Not to be cynical, but we really can’t remake the past into reality. Those days are gone; sadly many people in our personal photograph of past holidays are also gone, and we’re left yearning for ways to relive at least some traditions for loved ones and ourselves. How sweet to gather around the table again celebrating families and friends and blessings from the past.
If we could revisit our yesterdays and were honest, we’d admit Grandma was not exactly the gourmet cook we once believed she was. We’d remember how noise from adults and children tended to have an adverse effect on Grandpa, and he’d be irritable before the evening celebration ended. And typically at least one well-intentioned relative would get on our nerves making it difficult to behave according to the firm instructions we were given before leaving home. Besides our preferences have changed through time and some details of those once cherished traditions may not be so appealing to us now. But memories reign supreme, and we remember believing those were some of the year’s finest days. Likely they were.
Memories remind us that much in life is a matter of perspective. We recall thinking we were always overweight, and then see a random photo from decades ago, and we’re amazed at our trim appearance. We looked then like we wish we looked now and wonder why we agonized over our weight so much. Or we have the opportunity to visit our grade school or high school, and the buildings we once thought were so huge and intimidating are rather modest in size. We see a picture of former grade school teachers, and we’re astounded at how young they look. We thought they were “old” when they were in our classrooms.

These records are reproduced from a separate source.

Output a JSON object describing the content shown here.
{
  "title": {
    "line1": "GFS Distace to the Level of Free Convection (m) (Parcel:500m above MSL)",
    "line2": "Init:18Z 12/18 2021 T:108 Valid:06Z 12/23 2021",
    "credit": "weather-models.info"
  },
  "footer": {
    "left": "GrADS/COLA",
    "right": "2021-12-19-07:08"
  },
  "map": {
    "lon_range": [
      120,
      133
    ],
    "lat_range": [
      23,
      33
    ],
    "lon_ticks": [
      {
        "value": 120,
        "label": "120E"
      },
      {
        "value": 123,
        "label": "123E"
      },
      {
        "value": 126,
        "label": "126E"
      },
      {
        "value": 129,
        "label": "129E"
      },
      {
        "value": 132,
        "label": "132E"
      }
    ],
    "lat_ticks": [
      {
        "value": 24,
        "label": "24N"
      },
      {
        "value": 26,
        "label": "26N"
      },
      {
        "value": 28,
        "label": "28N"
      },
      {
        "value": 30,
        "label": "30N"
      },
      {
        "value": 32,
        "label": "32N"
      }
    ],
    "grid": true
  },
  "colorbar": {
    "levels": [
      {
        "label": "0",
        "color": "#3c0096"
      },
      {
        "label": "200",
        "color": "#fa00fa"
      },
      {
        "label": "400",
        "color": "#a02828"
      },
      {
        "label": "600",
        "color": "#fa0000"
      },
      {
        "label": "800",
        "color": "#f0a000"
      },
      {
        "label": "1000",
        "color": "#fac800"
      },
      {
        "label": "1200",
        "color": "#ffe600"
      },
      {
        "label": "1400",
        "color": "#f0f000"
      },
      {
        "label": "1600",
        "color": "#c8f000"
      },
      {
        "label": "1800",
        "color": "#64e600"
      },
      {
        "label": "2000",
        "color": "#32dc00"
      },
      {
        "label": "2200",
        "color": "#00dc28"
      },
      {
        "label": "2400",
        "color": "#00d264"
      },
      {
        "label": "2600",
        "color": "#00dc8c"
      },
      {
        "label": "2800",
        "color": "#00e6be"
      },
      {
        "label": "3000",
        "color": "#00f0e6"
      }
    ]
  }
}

Many times I’ve looked at pictures of our family Christmas trees through the years, and am dismayed by how scrawny and misshapen they appear. I always felt they were beautiful, both ones from my childhood, and later when I was a parent. As we begin our celebrations of the holiday season, giving our attention first to Thanksgiving before hurrying on to the shopping frenzy, we might consider readjusting our priorities. Perfection is not possible so we’ll achieve more by lowering expectations and spending more energy on gratitude, generosity, hospitality and appreciation. And realize someday our now younger loved ones will fondly recall family celebrations, wishing they could revisit their yesterdays just as we wish the same.